Sitting at the bottom of a muddy puddle for months might not seem like the most thrilling way to pass winter, but it is the annual fate of most adult western painted turtles. ‘As their pond ices over, these turtles grab a breath, then settle to the bottom where there is no oxygen and wait for the spring thaw’, says Daniel Warren from Saint Louis University, USA. Most incredibly, the turtles emerge from their icy tombs unscathed, despite surviving for months with virtually no oxygen. ‘Most cells in an animal's body, including ours, die very quickly if they don't receive enough oxygen to make the energy they need’, explains Sarah Alderman from the University of Guelph, Canada; and our hearts are particularly vulnerable. Yet, the hearts of icy western painted turtles continue ticking, albeit slower, despite the disruption to their oxygen supply. Knowing that some reptiles become more resilient to oxygen deprivation – anoxia – as they age and when the temperature drops, Warren and Claire Riggs (also from Saint Louis University) decided to find out how hatchling and adult western painted turtles prepare their hearts for their lengthy winter hibernation.
As the freshwater turtles stop making proteins when their oxygen supply dwindles, Warren and Riggs decided to monitor the protein signature of the adult and hatchling turtle hearts to identify the key changes that keep adult hearts going during winter.
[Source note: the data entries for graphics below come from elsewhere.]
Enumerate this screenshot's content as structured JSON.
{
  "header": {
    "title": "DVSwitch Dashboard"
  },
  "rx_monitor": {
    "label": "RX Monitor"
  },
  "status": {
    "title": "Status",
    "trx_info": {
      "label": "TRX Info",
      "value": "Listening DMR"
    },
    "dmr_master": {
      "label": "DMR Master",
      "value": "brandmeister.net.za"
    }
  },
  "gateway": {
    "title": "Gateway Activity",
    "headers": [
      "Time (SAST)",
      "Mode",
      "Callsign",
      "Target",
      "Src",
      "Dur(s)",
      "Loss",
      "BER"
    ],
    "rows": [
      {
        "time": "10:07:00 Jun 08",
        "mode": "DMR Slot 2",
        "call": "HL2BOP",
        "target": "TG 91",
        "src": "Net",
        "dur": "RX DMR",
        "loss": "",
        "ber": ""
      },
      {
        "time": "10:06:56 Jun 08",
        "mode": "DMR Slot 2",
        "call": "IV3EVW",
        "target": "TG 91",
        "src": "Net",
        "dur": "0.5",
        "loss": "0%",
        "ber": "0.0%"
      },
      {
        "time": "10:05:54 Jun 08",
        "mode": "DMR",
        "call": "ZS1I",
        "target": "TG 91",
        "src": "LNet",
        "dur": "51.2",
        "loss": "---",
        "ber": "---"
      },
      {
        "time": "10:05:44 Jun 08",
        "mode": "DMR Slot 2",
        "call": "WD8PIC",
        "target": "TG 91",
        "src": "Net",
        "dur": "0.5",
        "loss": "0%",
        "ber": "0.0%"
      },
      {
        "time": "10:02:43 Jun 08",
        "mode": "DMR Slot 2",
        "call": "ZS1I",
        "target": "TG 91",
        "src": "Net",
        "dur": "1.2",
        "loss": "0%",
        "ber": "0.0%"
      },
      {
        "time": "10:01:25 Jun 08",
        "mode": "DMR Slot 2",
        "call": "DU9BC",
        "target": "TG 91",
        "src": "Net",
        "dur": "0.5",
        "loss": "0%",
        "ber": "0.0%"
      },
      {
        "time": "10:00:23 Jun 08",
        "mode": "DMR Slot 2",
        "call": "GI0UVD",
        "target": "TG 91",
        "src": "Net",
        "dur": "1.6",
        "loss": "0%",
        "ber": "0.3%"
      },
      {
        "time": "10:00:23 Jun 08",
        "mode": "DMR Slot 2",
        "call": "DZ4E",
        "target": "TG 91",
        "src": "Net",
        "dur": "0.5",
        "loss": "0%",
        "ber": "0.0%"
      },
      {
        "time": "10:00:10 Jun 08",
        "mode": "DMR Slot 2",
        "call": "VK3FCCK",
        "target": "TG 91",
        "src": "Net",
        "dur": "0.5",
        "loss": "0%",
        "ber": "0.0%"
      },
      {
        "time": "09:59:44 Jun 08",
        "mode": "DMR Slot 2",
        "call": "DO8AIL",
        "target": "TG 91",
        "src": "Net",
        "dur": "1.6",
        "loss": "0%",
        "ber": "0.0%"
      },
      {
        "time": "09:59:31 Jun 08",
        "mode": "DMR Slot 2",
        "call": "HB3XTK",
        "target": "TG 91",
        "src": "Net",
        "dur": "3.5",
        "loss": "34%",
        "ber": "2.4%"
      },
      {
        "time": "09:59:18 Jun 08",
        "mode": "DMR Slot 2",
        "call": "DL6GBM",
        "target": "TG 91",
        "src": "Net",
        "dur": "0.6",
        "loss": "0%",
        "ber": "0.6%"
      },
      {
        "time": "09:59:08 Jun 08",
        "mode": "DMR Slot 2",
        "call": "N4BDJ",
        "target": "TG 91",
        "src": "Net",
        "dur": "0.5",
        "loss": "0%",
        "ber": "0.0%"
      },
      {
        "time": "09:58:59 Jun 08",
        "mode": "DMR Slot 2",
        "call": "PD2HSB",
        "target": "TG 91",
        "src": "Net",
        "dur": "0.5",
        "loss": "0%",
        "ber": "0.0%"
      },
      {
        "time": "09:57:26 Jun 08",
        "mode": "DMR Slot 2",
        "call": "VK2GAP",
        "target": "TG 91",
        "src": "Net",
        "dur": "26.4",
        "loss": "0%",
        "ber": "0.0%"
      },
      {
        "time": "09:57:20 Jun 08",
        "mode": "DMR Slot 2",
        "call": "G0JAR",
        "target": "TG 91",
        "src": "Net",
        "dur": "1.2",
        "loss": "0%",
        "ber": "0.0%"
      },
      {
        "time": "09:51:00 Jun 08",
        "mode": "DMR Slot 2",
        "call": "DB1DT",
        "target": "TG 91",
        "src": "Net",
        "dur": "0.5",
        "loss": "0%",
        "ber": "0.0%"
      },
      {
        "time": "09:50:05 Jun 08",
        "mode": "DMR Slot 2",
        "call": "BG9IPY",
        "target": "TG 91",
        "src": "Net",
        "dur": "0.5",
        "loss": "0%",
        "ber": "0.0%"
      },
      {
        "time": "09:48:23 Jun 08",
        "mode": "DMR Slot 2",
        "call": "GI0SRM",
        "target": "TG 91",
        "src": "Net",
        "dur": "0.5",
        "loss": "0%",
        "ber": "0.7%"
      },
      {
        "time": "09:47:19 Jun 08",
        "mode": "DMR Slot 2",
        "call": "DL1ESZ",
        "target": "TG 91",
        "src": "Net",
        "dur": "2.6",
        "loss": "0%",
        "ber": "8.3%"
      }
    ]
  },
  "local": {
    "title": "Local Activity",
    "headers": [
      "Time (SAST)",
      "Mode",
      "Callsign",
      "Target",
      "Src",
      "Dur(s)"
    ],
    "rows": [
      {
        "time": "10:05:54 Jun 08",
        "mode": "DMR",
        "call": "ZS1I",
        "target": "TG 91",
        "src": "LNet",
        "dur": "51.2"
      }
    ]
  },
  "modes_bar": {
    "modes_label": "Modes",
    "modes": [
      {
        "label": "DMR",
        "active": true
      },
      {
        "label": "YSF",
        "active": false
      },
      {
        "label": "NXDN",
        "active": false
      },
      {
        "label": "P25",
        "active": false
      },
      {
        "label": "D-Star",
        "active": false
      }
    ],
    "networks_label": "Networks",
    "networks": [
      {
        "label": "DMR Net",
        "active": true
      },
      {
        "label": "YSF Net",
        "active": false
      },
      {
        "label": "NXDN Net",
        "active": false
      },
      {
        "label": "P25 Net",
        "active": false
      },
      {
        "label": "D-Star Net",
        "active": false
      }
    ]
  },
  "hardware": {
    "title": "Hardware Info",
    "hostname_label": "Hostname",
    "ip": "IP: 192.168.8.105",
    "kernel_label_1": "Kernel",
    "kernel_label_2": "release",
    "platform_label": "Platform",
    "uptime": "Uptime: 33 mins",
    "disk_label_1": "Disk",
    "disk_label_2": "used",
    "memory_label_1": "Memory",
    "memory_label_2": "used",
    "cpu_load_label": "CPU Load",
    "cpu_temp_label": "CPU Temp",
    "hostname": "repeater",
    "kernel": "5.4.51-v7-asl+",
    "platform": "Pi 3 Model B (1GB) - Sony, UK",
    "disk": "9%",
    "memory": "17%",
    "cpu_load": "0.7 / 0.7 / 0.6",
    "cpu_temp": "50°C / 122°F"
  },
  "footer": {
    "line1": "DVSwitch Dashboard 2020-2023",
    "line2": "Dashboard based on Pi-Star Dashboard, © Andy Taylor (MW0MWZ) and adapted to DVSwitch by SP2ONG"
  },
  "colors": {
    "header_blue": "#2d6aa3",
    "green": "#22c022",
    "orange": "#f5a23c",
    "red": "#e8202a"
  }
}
First, the duo tricked the adult and hatchling western painted turtles into preparing for winter by gradually cooling the water in their tanks to 3°C – even though the youngsters don't naturally endure the first winter immersed in water; they weather the season in nests in sandy soil. After the turtles spent 5 weeks in the frigid water, Riggs collected portions of the hearts and investigated the protein signatures before striking up a collaboration with Alderman, Todd Gillis and Oliver Bullingham at the University of Guelph to analyse how the proteins produced in the heart differed between the hatchling and adult turtles and how they changed as the turtles were chilled.
After months of painstaking analysis, the team identified 1316 turtle heart proteins – from muscle proteins to proteins that contribute to energy production and proteins that store oxygen and fats. However, as the scientists delved into how the relative protein quantities altered after 5 weeks in cold water, they found that the fall in temperature appeared to have little impact, although the chilly adults slightly reduced the quantities of a few proteins that participate in protein production – to conserve energy and counter the effects as their oxygen stores vanished. In addition, the chilly hatchlings slightly increased production of some of the key proteins in the mitochondria powerhouses – which generate energy – although that wasn't surprising, given that the youngsters spend winter huddled out of water in a nest.
In contrast, the differences between the older and younger turtles’ hearts were more remarkable. The older turtles produced more of the oxygen storage protein – myoglobin – than the hatchlings and produced more of the proteins necessary for aerobic and anaerobic respiration, allowing them to spin out their oxygen reserves for longer before switching to anaerobic respiration to sustain them through to spring. ‘Development is likely a more powerful driver of anoxia tolerance than any temperature induction’, says Warren.
Western painted turtles build up their hearts as they grow to survive a season without oxygen, with a little additional fine tuning as the cold season approaches. And the team hopes that we could learn a thing or two from the turtles. ‘Human hearts fail without oxygen, but painted turtle hearts don't – understanding why this difference exists could save lives’, Alderman says.